Launch plansThe first launch from this system will be late this year, November or December. The Odyssey will travel to a point in the Pacific Ocean about 1,400 miles southeast of Hawaii, near Christmas Island. This location is on the equator and in an area of the Pacific called the Doldrums, because of its calm weather.
At the home port facility, the satellite will be loaded into the rocket's payload fairing, and prepared for mating with the rocket. En route to the launch site, the rocket, loaded with the satellite, will be assembled, joining the third stage with the first and second stages, on board the ACS. The ACS is capable of carrying three such rockets at a time. This first launch will carry the next-generation Hughes Model HS 702 communications satellite Galaxy XI into geostationary orbit.
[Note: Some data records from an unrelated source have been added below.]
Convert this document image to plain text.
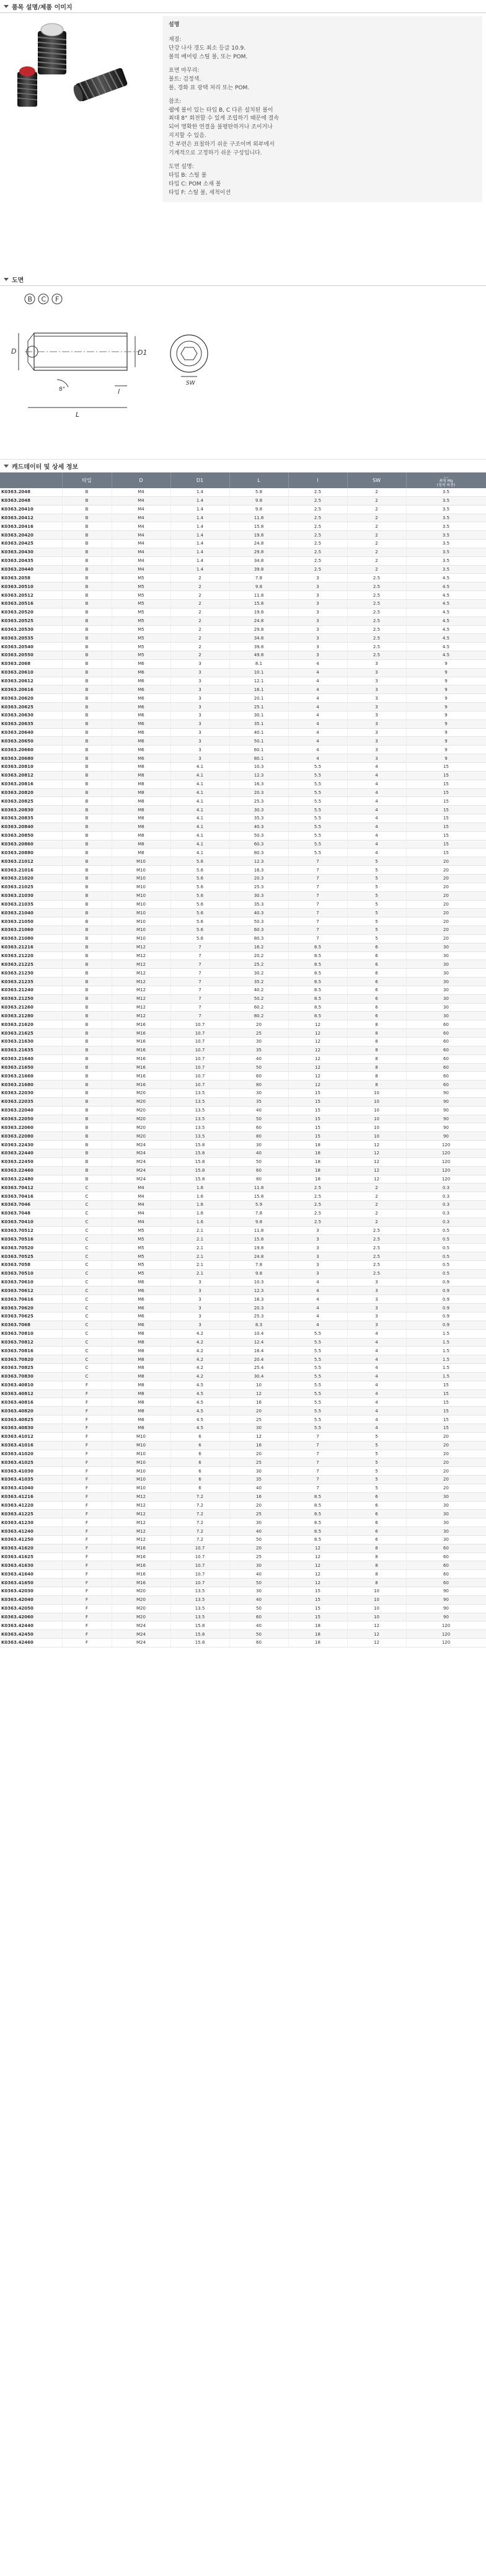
품목 설명/제품 이미지
설명
재질:
단강 나사 경도 최소 등급 10.9.
볼의 베어링 스틸 볼, 또는 POM.
표면 마무리:
볼트: 검정색.
볼, 경화 표 광택 처리 또는 POM.
참조:
쉘에 볼이 있는 타입 B, C 다른 설치된 볼이
최대 8° 회전할 수 있게 조립하기 때문에 결속
되어 명확한 연결을 불평탄하거나 조이거나
지지할 수 있음.
간 부련은 표칠하기 쉬운 구조이며 외부에서
기계적으로 고정하기 쉬운 구성입니다.
도면 설명:
타입 B: 스틸 볼
타입 C: POM 소재 볼
타입 F: 스틸 볼, 세척이션
도면
B C F
D	D1
L
l
8°
SW
캐드데이터 및 상세 정보
	타입	D	D1	L	l	SW	...
최대 Mg
(정적 하중)

K0363.2048	B	M4	1.4	5.8	2.5	2	3.5
K0363.2048	B	M4	1.4	9.8	2.5	2	3.5
K0363.20410	B	M4	1.4	9.8	2.5	2	3.5
K0363.20412	B	M4	1.4	11.8	2.5	2	3.5
K0363.20416	B	M4	1.4	15.8	2.5	2	3.5
K0363.20420	B	M4	1.4	19.8	2.5	2	3.5
K0363.20425	B	M4	1.4	24.8	2.5	2	3.5
K0363.20430	B	M4	1.4	29.8	2.5	2	3.5
K0363.20435	B	M4	1.4	34.8	2.5	2	3.5
K0363.20440	B	M4	1.4	39.8	2.5	2	3.5
K0363.2058	B	M5	2	7.8	3	2.5	4.5
K0363.20510	B	M5	2	9.8	3	2.5	4.5
K0363.20512	B	M5	2	11.8	3	2.5	4.5
K0363.20516	B	M5	2	15.8	3	2.5	4.5
K0363.20520	B	M5	2	19.8	3	2.5	4.5
K0363.20525	B	M5	2	24.8	3	2.5	4.5
K0363.20530	B	M5	2	29.8	3	2.5	4.5
K0363.20535	B	M5	2	34.8	3	2.5	4.5
K0363.20540	B	M5	2	39.8	3	2.5	4.5
K0363.20550	B	M5	2	49.8	3	2.5	4.5
K0363.2068	B	M6	3	8.1	4	3	9
K0363.20610	B	M6	3	10.1	4	3	9
K0363.20612	B	M6	3	12.1	4	3	9
K0363.20616	B	M6	3	16.1	4	3	9
K0363.20620	B	M6	3	20.1	4	3	9
K0363.20625	B	M6	3	25.1	4	3	9
K0363.20630	B	M6	3	30.1	4	3	9
K0363.20635	B	M6	3	35.1	4	3	9
K0363.20640	B	M6	3	40.1	4	3	9
K0363.20650	B	M6	3	50.1	4	3	9
K0363.20660	B	M6	3	60.1	4	3	9
K0363.20680	B	M6	3	80.1	4	3	9
K0363.20810	B	M8	4.1	10.3	5.5	4	15
K0363.20812	B	M8	4.1	12.3	5.5	4	15
K0363.20816	B	M8	4.1	16.3	5.5	4	15
K0363.20820	B	M8	4.1	20.3	5.5	4	15
K0363.20825	B	M8	4.1	25.3	5.5	4	15
K0363.20830	B	M8	4.1	30.3	5.5	4	15
K0363.20835	B	M8	4.1	35.3	5.5	4	15
K0363.20840	B	M8	4.1	40.3	5.5	4	15
K0363.20850	B	M8	4.1	50.3	5.5	4	15
K0363.20860	B	M8	4.1	60.3	5.5	4	15
K0363.20880	B	M8	4.1	80.3	5.5	4	15
K0363.21012	B	M10	5.6	12.3	7	5	20
K0363.21016	B	M10	5.6	16.3	7	5	20
K0363.21020	B	M10	5.6	20.3	7	5	20
K0363.21025	B	M10	5.6	25.3	7	5	20
K0363.21030	B	M10	5.6	30.3	7	5	20
K0363.21035	B	M10	5.6	35.3	7	5	20
K0363.21040	B	M10	5.6	40.3	7	5	20
K0363.21050	B	M10	5.6	50.3	7	5	20
K0363.21060	B	M10	5.6	60.3	7	5	20
K0363.21080	B	M10	5.6	80.3	7	5	20
K0363.21216	B	M12	7	16.2	8.5	6	30
K0363.21220	B	M12	7	20.2	8.5	6	30
K0363.21225	B	M12	7	25.2	8.5	6	30
K0363.21230	B	M12	7	30.2	8.5	6	30
K0363.21235	B	M12	7	35.2	8.5	6	30
K0363.21240	B	M12	7	40.2	8.5	6	30
K0363.21250	B	M12	7	50.2	8.5	6	30
K0363.21260	B	M12	7	60.2	8.5	6	30
K0363.21280	B	M12	7	80.2	8.5	6	30
K0363.21620	B	M16	10.7	20	12	8	60
K0363.21625	B	M16	10.7	25	12	8	60
K0363.21630	B	M16	10.7	30	12	8	60
K0363.21635	B	M16	10.7	35	12	8	60
K0363.21640	B	M16	10.7	40	12	8	60
K0363.21650	B	M16	10.7	50	12	8	60
K0363.21660	B	M16	10.7	60	12	8	60
K0363.21680	B	M16	10.7	80	12	8	60
K0363.22030	B	M20	13.5	30	15	10	90
K0363.22035	B	M20	13.5	35	15	10	90
K0363.22040	B	M20	13.5	40	15	10	90
K0363.22050	B	M20	13.5	50	15	10	90
K0363.22060	B	M20	13.5	60	15	10	90
K0363.22080	B	M20	13.5	80	15	10	90
K0363.22430	B	M24	15.8	30	18	12	120
K0363.22440	B	M24	15.8	40	18	12	120
K0363.22450	B	M24	15.8	50	18	12	120
K0363.22460	B	M24	15.8	60	18	12	120
K0363.22480	B	M24	15.8	80	18	12	120
K0363.70412	C	M4	1.6	11.8	2.5	2	0.3
K0363.70416	C	M4	1.6	15.8	2.5	2	0.3
K0363.7046	C	M4	1.6	5.9	2.5	2	0.3
K0363.7048	C	M4	1.6	7.8	2.5	2	0.3
K0363.70410	C	M4	1.6	9.8	2.5	2	0.3
K0363.70512	C	M5	2.1	11.8	3	2.5	0.5
K0363.70516	C	M5	2.1	15.8	3	2.5	0.5
K0363.70520	C	M5	2.1	19.8	3	2.5	0.5
K0363.70525	C	M5	2.1	24.8	3	2.5	0.5
K0363.7058	C	M5	2.1	7.8	3	2.5	0.5
K0363.70510	C	M5	2.1	9.8	3	2.5	0.5
K0363.70610	C	M6	3	10.3	4	3	0.9
K0363.70612	C	M6	3	12.3	4	3	0.9
K0363.70616	C	M6	3	16.3	4	3	0.9
K0363.70620	C	M6	3	20.3	4	3	0.9
K0363.70625	C	M6	3	25.3	4	3	0.9
K0363.7068	C	M6	3	8.3	4	3	0.9
K0363.70810	C	M8	4.2	10.4	5.5	4	1.5
K0363.70812	C	M8	4.2	12.4	5.5	4	1.5
K0363.70816	C	M8	4.2	16.4	5.5	4	1.5
K0363.70820	C	M8	4.2	20.4	5.5	4	1.5
K0363.70825	C	M8	4.2	25.4	5.5	4	1.5
K0363.70830	C	M8	4.2	30.4	5.5	4	1.5
K0363.40810	F	M8	4.5	10	5.5	4	15
K0363.40812	F	M8	4.5	12	5.5	4	15
K0363.40816	F	M8	4.5	16	5.5	4	15
K0363.40820	F	M8	4.5	20	5.5	4	15
K0363.40825	F	M8	4.5	25	5.5	4	15
K0363.40830	F	M8	4.5	30	5.5	4	15
K0363.41012	F	M10	6	12	7	5	20
K0363.41016	F	M10	6	16	7	5	20
K0363.41020	F	M10	6	20	7	5	20
K0363.41025	F	M10	6	25	7	5	20
K0363.41030	F	M10	6	30	7	5	20
K0363.41035	F	M10	6	35	7	5	20
K0363.41040	F	M10	6	40	7	5	20
K0363.41216	F	M12	7.2	16	8.5	6	30
K0363.41220	F	M12	7.2	20	8.5	6	30
K0363.41225	F	M12	7.2	25	8.5	6	30
K0363.41230	F	M12	7.2	30	8.5	6	30
K0363.41240	F	M12	7.2	40	8.5	6	30
K0363.41250	F	M12	7.2	50	8.5	6	30
K0363.41620	F	M16	10.7	20	12	8	60
K0363.41625	F	M16	10.7	25	12	8	60
K0363.41630	F	M16	10.7	30	12	8	60
K0363.41640	F	M16	10.7	40	12	8	60
K0363.41650	F	M16	10.7	50	12	8	60
K0363.42030	F	M20	13.5	30	15	10	90
K0363.42040	F	M20	13.5	40	15	10	90
K0363.42050	F	M20	13.5	50	15	10	90
K0363.42060	F	M20	13.5	60	15	10	90
K0363.42440	F	M24	15.8	40	18	12	120
K0363.42450	F	M24	15.8	50	18	12	120
K0363.42460	F	M24	15.8	60	18	12	120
This satellite will become part of the PanAmSat Network.
Once at the launch site, the Odyssey will be ballasted and the rocket transferred from the ACS to the Odyssey in a horizontal attitude. An erector on board the Odyssey will lift the rocket into place where it will be fueled in preparation for launch. The crew of the Odyssey will then join those on the ACS, which will pull back three miles before starting the remote-controlled launch sequence.
Korn, said the three-mile limit is standard for launches on land as well as at sea. The launch is conducted from a mission control room on the ACS. The ship is in constant contact with the launch vehicle, spacecraft, customer facilities, and a backup mission control center in Russia during the launch. After the first and second stages of the rocket are spent, the Block DL-SL upper stage will guide the spacecraft to the desired orbit.
Sea Launch should be able to complete between six and eight launches a year and has 17 scheduled between now and 2000, 12 more with Hughes and five with Space Systems/Loral.